There was a staircase leading up to an floor unknown. The two doctors sat on the floor with anxious patients in hand. An assistant sat nearby tearing bandages from a large cloth and mixing a bright yellow salve. The medicine that so many came to have applied (and one of reasons I was told I needed to go).
My turn came and I slid across the floor to the doctor. I tried to gesture to my foot and utter any Urdu words I could think of that fit this moment.
Nothing coherent was spoken.
He took my foot in hand and started examining the outside. OK…not so bad. He began to push into different areas of my foot to find the tender areas.
It didn’t take long before he found them.
The pain shot through my body as he continued to press. A massage this certainly was not. He pushed hard into a more tender spot and I had to stop myself from screaming out. The sweat building up as I tried desperately to hold my composure.
He took out two blocks, examined them, and lined them up next to my foot. Perplexed, I didn’t react as he rested my foot gently on top. This is when the treatment started to go downhill…
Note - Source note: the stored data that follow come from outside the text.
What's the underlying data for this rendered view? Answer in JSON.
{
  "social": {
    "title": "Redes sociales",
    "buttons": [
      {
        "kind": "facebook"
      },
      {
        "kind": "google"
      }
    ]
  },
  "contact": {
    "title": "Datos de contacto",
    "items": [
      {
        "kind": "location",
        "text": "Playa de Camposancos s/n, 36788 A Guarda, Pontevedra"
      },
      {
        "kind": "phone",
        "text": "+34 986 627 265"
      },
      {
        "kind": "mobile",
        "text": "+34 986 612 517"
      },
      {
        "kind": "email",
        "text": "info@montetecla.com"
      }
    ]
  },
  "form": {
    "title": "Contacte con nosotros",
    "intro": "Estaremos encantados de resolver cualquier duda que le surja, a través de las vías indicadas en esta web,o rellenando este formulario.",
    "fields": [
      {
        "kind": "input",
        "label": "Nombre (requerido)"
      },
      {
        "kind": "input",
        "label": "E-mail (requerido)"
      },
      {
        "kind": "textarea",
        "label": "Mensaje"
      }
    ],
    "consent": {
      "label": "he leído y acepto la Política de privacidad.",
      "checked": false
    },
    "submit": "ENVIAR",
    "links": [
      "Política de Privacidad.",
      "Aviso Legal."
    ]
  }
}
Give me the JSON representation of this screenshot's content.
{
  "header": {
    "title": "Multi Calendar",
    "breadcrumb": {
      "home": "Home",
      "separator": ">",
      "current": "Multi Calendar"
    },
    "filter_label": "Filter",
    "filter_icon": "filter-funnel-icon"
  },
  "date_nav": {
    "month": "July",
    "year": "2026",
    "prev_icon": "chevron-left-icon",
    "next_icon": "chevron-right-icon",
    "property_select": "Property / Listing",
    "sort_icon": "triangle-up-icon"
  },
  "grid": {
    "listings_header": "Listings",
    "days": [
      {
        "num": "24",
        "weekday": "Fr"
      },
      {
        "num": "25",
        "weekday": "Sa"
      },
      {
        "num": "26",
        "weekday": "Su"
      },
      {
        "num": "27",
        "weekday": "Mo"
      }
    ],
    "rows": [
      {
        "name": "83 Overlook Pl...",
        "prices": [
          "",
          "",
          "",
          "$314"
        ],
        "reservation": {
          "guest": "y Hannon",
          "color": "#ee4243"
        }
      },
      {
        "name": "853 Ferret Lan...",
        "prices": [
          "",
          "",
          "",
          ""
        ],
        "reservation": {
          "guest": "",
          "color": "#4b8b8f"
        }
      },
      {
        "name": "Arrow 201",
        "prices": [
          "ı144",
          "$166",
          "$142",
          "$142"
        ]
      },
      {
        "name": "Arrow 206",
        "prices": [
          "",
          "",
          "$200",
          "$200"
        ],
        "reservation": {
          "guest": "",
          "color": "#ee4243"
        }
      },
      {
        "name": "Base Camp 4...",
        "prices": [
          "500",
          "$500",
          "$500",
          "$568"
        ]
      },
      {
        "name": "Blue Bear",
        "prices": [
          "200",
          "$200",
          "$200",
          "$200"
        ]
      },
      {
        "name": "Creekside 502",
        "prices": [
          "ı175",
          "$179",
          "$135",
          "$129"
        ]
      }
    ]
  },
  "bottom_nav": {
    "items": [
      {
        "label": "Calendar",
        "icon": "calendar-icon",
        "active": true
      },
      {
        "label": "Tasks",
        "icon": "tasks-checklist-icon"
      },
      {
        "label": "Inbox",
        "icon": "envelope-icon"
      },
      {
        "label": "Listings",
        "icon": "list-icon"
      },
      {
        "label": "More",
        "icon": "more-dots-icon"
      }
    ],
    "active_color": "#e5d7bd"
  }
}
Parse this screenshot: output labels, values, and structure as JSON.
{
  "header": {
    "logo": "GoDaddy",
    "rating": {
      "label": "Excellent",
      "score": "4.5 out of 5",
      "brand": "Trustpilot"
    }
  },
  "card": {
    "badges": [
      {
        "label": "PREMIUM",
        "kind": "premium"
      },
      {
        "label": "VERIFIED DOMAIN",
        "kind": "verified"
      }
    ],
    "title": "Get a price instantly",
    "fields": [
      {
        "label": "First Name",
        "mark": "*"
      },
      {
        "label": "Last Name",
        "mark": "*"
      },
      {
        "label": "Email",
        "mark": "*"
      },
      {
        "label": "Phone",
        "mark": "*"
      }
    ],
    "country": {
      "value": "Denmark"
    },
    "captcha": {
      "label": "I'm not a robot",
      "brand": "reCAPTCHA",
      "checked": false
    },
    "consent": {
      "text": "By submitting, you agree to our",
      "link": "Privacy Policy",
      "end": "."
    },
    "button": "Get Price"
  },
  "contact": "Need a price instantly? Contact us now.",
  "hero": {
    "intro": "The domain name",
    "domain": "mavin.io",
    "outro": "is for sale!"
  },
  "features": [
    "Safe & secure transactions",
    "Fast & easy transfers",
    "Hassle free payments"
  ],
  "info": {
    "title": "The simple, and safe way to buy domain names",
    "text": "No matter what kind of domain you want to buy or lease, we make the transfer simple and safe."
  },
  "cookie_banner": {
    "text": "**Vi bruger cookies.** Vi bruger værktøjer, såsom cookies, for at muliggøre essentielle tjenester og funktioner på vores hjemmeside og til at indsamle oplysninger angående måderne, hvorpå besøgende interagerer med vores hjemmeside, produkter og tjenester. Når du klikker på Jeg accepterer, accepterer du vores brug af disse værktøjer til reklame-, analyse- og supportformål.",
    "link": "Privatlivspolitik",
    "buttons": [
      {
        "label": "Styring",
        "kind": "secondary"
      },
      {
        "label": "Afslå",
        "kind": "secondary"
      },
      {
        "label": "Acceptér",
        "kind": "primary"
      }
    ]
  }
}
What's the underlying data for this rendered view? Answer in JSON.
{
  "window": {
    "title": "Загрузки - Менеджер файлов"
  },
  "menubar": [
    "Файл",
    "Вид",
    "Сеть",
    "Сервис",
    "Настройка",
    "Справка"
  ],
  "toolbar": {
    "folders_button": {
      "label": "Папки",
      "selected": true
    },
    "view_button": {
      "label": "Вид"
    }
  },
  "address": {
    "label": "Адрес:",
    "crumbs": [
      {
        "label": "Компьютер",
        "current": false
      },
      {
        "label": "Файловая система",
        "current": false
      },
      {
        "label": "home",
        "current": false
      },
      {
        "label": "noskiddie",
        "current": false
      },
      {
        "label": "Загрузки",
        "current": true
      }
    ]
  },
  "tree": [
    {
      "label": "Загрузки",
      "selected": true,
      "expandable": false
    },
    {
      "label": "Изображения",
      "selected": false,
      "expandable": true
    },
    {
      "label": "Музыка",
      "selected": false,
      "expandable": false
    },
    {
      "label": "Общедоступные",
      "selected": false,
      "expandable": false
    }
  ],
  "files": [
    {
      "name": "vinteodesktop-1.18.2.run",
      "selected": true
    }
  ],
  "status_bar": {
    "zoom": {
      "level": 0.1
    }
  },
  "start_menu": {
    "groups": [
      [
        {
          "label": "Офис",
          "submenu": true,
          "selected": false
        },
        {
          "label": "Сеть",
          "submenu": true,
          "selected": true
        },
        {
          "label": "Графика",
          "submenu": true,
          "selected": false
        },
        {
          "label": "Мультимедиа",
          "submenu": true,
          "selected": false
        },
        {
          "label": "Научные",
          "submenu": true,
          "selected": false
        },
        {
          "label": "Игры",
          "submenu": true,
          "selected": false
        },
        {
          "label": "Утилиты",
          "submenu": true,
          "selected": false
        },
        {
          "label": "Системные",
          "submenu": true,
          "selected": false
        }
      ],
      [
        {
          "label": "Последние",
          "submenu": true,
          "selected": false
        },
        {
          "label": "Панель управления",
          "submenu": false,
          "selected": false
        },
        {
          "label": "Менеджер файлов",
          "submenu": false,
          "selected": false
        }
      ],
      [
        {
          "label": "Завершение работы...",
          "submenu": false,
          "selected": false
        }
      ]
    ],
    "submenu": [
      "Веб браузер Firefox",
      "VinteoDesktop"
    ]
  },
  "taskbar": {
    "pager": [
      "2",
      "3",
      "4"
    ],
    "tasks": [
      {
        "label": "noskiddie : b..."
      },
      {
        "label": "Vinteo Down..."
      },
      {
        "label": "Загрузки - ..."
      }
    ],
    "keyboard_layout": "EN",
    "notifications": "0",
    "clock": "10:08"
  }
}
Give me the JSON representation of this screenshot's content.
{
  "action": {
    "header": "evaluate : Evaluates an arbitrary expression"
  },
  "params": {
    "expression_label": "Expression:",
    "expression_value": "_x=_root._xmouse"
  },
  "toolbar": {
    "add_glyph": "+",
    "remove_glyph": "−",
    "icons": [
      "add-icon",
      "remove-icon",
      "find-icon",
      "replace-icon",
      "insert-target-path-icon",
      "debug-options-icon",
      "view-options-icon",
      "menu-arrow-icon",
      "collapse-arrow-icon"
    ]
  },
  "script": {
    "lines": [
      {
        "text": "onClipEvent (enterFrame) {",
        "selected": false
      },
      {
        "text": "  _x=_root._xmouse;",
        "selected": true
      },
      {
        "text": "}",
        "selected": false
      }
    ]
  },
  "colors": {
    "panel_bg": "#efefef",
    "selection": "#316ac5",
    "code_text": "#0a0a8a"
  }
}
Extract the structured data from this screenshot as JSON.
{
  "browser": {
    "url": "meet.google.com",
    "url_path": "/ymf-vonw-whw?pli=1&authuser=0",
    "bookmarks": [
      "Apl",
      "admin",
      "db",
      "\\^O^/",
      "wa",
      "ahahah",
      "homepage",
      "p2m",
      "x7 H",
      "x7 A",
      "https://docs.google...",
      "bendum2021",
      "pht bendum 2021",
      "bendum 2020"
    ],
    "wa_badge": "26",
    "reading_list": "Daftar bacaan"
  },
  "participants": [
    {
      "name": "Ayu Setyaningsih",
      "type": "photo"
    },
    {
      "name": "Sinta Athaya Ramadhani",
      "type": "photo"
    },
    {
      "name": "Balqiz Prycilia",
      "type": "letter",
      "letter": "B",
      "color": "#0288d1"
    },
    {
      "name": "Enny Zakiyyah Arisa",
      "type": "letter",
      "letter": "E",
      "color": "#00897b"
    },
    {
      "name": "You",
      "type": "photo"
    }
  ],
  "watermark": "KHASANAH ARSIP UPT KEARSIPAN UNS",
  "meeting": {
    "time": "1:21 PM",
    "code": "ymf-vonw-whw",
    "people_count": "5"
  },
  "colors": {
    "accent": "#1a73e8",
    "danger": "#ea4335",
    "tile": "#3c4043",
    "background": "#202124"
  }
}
He stood up while my foot still rested on the block. I tried to figure out where he was going, but it was only a split second in time. He grabbed my knee and took his foot and stepped on my injured foot with as much force as he seemed able to muster. I could no longer hold from yelling. He took my knee, bending it forward and backward rolling my ankle.
As tried to regain my composure I realized he was seated again and pulling my knee again towards him as I tried unavailingly to not vocalize the pain. He contorted my foot in a few more positions, each as painful as the last.
He held my foot again and I closed my eyes in fear. I was nervous to let him continue, but I really didn’t know what else to do in this situation. He examined my foot and said a few words that I can’t recall (if i ever did).
He scooped salve from a bowl beside his knee and applied it heavily to my foot as I cringed awaiting more pain. He pulled a bandage from a pile and wrapped it tightly around my foot and motioned me over to his assistant.
I limped over to the assistant and reseated myself while he pulled out a large needle. I don’t know why but I feared he was going to stab my foot but instead with a few flicks of his wrist he sewed my bandage in place. I breathed in relief as I stood and paid the cost of treatment.
The price – 120 Rupees or the equivalent of $2 US, a pittance for an American Traveler but a decent sum for working locals who really rely on these places in case of trouble.
We returned home by the same method that we had departed. My cousin made a point to mention I screamed during treatment. I didn’t appreciate that, but I certainly couldn’t dispute.
“Do you feel better” – they asked as I walked in.
I didn’t and I replied in kind.
“At least it’s over, and I have a bandage” – I said as I made my way to sit down.
“Oh no…you need to return on Thursday” – the reply came quickly.